Ternyata di Sumatera selatan, korban pinjaman online (pinjol) illegal didominasi oleh kaum muda alias kaum milenial.
Ini jelas unik dan sebuah anomali lantaran kaum milenial lebih paham teknologi digital.
Adalah Andes Novytasari, Kepala Bidang Kemitraan dan Pengembangan Ekonomi dan Keuangan Daerah KR 7 menyebut kalau kaum milenial terbanyak menjadi korban di Sumatera Selatan.
“Kita (OJK) punya data terkait dengan entitas yang ilegal, seperti investasi illegal, pinjol illegal dan gadai illegal,” sebut Andes.
“Secara nasional total investasi illegal ada 1.159 dan investasi legal sebanyak 852. Pinjol illegal ada 4.269, yang legal hanya 102 dan gadai ilegal ada 206 entitas,” imbuh Andes.
Andes lantas mengungkap data entitas illegal di Sumatera Selatan.

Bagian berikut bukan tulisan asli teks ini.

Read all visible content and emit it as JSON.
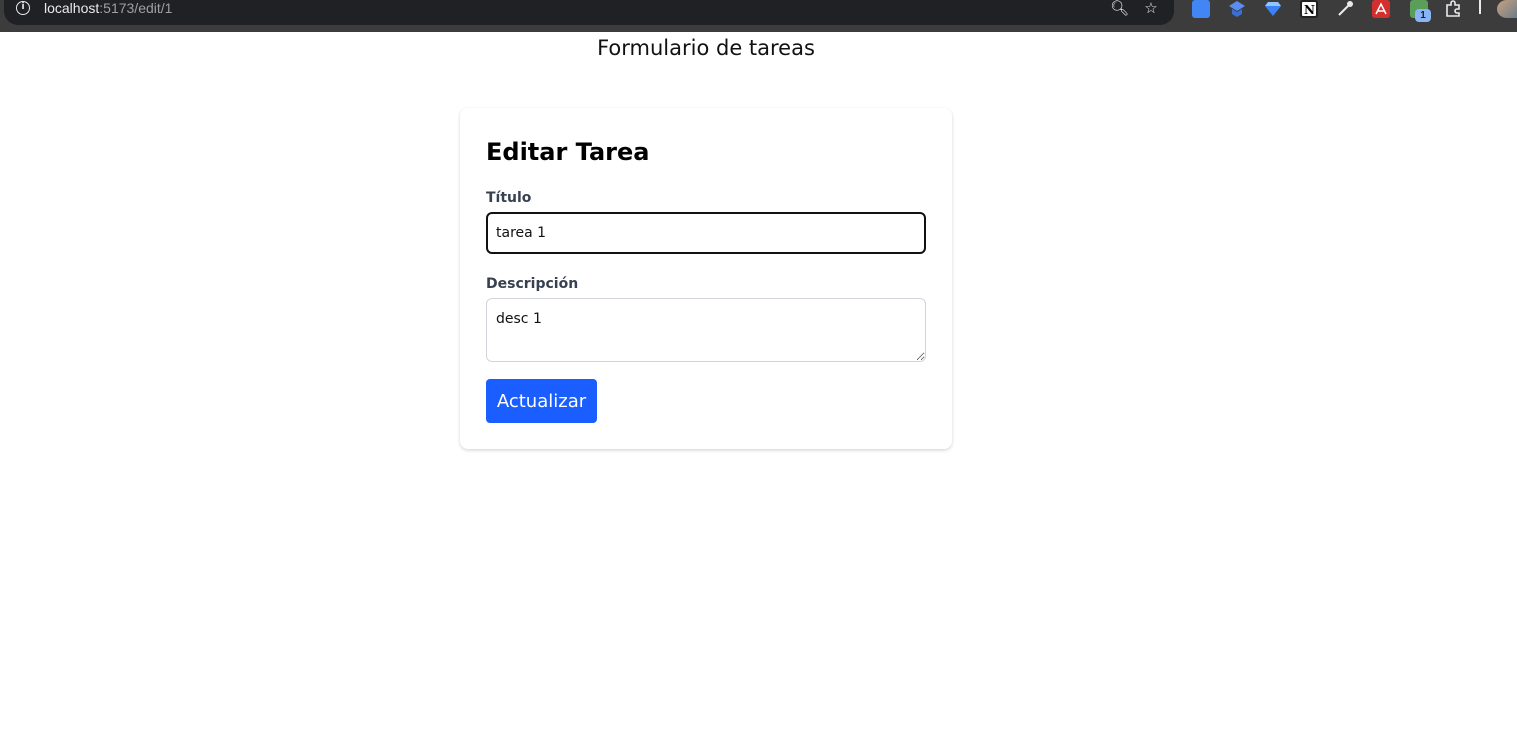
{
  "browser": {
    "url_host": "localhost",
    "url_path": ":5173/edit/1",
    "extensions": [
      {
        "icon": "google-translate-icon",
        "color": "#4285f4"
      },
      {
        "icon": "extension-blue-icon",
        "color": "#5b8def"
      },
      {
        "icon": "diamond-icon",
        "color": "#3b82f6"
      },
      {
        "icon": "notion-icon",
        "color": "#ffffff"
      },
      {
        "icon": "eyedropper-icon",
        "color": "#e8eaed"
      },
      {
        "icon": "pdf-icon",
        "color": "#d32f2f"
      },
      {
        "icon": "extension-green-icon",
        "color": "#5a9e5a"
      }
    ],
    "badge_count": "1"
  },
  "page": {
    "title": "Formulario de tareas"
  },
  "form": {
    "heading": "Editar Tarea",
    "title_label": "Título",
    "title_value": "tarea 1",
    "description_label": "Descripción",
    "description_value": "desc 1",
    "submit_label": "Actualizar"
  },
  "colors": {
    "primary": "#1a5eff",
    "label": "#374151",
    "input_border": "#d1d5db",
    "browser_bar": "#3c3c3c"
  }
}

“Data per Desember 2022, yang mengadukan investasi illegal ada 57. Pinjol illegal ada 1.044,” sebut Andes.
“Apakah mereka kaum milenial atau bukan? Alhamdulillah, yang mengadukan ini rata-rata adalah kaum millennial,” tambahnya.
Terkait pola sebaran pengaduan entitas ilegal ini, ternyata kota Palembang bera di posisi teratas.
“Terbanyak memang masih banyak di kota Palembang,” sebut Andes.
“Kemudian ada Kabupaten Banyuasin, Muara Enim, dan Lubuk Linggau,” jelas Andes.
Berikutnya ada Musi Banyuasin, Musi Rawas dan Pagar Alam jadi kabupaten/kota yang warganya mengadukan entitas illegal di Sumatera Selatan.
Sementara itu menurut Andes, untuk pengaduan eentitas berupa pinjol illegal, masih didominasi dari Kota Palembang.
Hadir dalam acara tersebut, Untung Nugroho selaku Kepala OJK Regional 7 Sumbagsel, Sujanto sebagai Direktur Analisis dan Informasi Informasi Pasar Modal OJK dan I Gede Nyoman Yetna Setia sebagai Direktur Penilaian Perusahaan PT. BEI.